L'objectif est le même que celui du Blue Stream et du Nord Stream : éviter l'Ukraine. Dénommé South Stream, ce gazoduc de 2 380 km (dont 930 km sous la mer Noire) espère voir les deux premières de ses quatre lignes entrer en service en 2016 (31,5 Gm3/an). S'il atteint sa capacité totale de 63 Gm3/an (vers 2019), le transit ukrainien du gaz russe risque de tomber complètement dans la trappe de l'Histoire.

Mais on ne voit pas comment l'Ukraine, elle, pourra se passer de Moscou, qui lui fournit 55 % à 65 % du gaz qu'elle consomme (soit 30 à 35 Gm3/an sur un total de 50 à 55 Gm3) et les deux tiers de son pétrole (200 000 b/j sur un total de 300 000 b/j). En effet, on n'imagine pas les sociétés occidentales lui fournir du gaz à un prix inférieur à celui de Gazprom. D'ailleurs, des infrastructures coûteuses, exigeant plusieurs années, devront être mises en place. Et puis, d'où viendra le gaz en dernier ressort : de Russie ?

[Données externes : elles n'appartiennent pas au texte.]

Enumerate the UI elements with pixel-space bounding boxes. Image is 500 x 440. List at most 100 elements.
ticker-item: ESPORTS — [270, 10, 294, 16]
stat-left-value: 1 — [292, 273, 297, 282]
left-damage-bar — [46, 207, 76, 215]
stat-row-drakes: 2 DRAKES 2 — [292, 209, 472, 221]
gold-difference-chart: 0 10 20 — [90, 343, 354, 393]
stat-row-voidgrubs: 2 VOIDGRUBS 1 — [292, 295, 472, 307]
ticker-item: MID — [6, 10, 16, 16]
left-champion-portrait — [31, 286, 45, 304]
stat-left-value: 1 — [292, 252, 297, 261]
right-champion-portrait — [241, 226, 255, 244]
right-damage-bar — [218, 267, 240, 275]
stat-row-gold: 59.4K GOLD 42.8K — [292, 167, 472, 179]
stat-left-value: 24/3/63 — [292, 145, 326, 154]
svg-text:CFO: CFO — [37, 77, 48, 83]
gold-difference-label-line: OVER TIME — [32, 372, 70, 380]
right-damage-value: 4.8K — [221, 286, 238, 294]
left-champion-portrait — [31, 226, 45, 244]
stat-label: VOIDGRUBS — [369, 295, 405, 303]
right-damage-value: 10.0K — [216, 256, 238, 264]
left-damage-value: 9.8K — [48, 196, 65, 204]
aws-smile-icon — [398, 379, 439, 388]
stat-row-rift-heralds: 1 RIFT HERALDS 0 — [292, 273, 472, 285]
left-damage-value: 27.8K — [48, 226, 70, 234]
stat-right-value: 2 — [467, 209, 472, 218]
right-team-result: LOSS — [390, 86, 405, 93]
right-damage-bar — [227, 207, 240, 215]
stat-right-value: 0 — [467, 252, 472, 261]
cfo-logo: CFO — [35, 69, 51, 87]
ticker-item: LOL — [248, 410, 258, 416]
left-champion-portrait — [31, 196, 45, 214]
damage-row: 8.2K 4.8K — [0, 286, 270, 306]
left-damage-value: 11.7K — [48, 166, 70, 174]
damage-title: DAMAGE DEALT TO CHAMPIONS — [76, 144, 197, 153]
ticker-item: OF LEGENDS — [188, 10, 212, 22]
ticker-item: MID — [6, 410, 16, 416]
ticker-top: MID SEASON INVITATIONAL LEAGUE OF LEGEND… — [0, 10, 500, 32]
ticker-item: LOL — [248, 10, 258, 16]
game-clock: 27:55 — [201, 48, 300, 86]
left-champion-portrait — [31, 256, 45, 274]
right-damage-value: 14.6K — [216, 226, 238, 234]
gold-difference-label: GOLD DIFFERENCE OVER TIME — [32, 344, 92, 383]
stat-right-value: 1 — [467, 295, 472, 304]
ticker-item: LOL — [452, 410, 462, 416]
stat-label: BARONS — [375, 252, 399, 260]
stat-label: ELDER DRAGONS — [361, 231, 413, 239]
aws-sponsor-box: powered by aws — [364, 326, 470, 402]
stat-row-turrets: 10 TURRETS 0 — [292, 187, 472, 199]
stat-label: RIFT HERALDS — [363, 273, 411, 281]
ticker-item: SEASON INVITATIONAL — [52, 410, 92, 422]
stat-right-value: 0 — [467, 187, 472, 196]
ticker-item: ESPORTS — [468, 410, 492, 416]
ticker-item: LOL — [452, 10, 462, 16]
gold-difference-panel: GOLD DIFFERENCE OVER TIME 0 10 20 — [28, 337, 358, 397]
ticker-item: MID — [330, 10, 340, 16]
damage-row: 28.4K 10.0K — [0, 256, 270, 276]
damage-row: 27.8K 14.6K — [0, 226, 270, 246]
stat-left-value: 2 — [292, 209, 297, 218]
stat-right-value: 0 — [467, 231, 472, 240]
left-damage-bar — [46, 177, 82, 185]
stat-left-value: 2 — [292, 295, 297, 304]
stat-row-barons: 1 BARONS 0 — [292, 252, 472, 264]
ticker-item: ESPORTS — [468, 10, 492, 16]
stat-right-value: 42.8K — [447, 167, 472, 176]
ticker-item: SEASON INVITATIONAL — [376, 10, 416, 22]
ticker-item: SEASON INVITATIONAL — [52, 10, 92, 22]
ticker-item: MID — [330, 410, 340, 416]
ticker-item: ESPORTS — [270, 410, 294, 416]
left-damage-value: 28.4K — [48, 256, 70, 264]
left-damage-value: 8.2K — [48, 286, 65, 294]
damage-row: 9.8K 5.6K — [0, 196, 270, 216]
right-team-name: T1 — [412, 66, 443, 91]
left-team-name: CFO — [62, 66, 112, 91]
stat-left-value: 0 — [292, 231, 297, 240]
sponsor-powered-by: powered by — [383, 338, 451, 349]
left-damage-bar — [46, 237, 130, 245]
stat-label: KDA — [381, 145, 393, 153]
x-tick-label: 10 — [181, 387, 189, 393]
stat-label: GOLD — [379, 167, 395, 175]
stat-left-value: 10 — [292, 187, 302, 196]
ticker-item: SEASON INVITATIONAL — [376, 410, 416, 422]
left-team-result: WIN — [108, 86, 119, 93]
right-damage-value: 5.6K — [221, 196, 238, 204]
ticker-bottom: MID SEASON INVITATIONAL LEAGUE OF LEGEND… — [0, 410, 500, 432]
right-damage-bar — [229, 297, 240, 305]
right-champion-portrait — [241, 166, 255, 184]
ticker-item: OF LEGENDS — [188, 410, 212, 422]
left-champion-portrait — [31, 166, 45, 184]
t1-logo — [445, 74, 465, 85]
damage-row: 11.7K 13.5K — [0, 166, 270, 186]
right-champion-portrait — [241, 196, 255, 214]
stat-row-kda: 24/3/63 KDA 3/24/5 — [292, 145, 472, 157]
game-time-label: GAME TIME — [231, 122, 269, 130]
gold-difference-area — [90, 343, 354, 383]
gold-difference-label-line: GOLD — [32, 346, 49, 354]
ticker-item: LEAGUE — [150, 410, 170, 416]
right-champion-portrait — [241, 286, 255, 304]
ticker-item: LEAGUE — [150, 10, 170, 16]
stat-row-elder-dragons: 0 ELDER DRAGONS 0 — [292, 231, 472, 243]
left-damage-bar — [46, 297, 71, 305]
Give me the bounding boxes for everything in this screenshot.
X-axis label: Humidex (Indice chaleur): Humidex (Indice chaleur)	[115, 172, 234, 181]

Ces dures réalités s'imposeront aux Ukrainiens, quels que soient leurs dirigeants. L'UE a promis au nouveau pouvoir un prêt de 10,9 milliards d'euros, le FMI 10,9 milliards d'euros et les Etats-Unis 1 milliard de dollars, mais, à long terme, aucun d'eux ne paiera à la place de Kiev une facture de l'ordre de 8,7 milliards d'euros par an pour le gaz et de 5,8 milliards d'euros par an pour le pétrole que celui-ci devra importer.

UN SURCOÛT DE 2,18 MILLIARDS D'EUROS

L'Ukraine n'a pas d'autre choix que de s'entendre avec la Russie. Si elle redresse son économie et si elle construit des infrastructures de substitution (gaz naturel liquéfié ?), il lui faudra au moins dix ans pour pouvoir s'en passer.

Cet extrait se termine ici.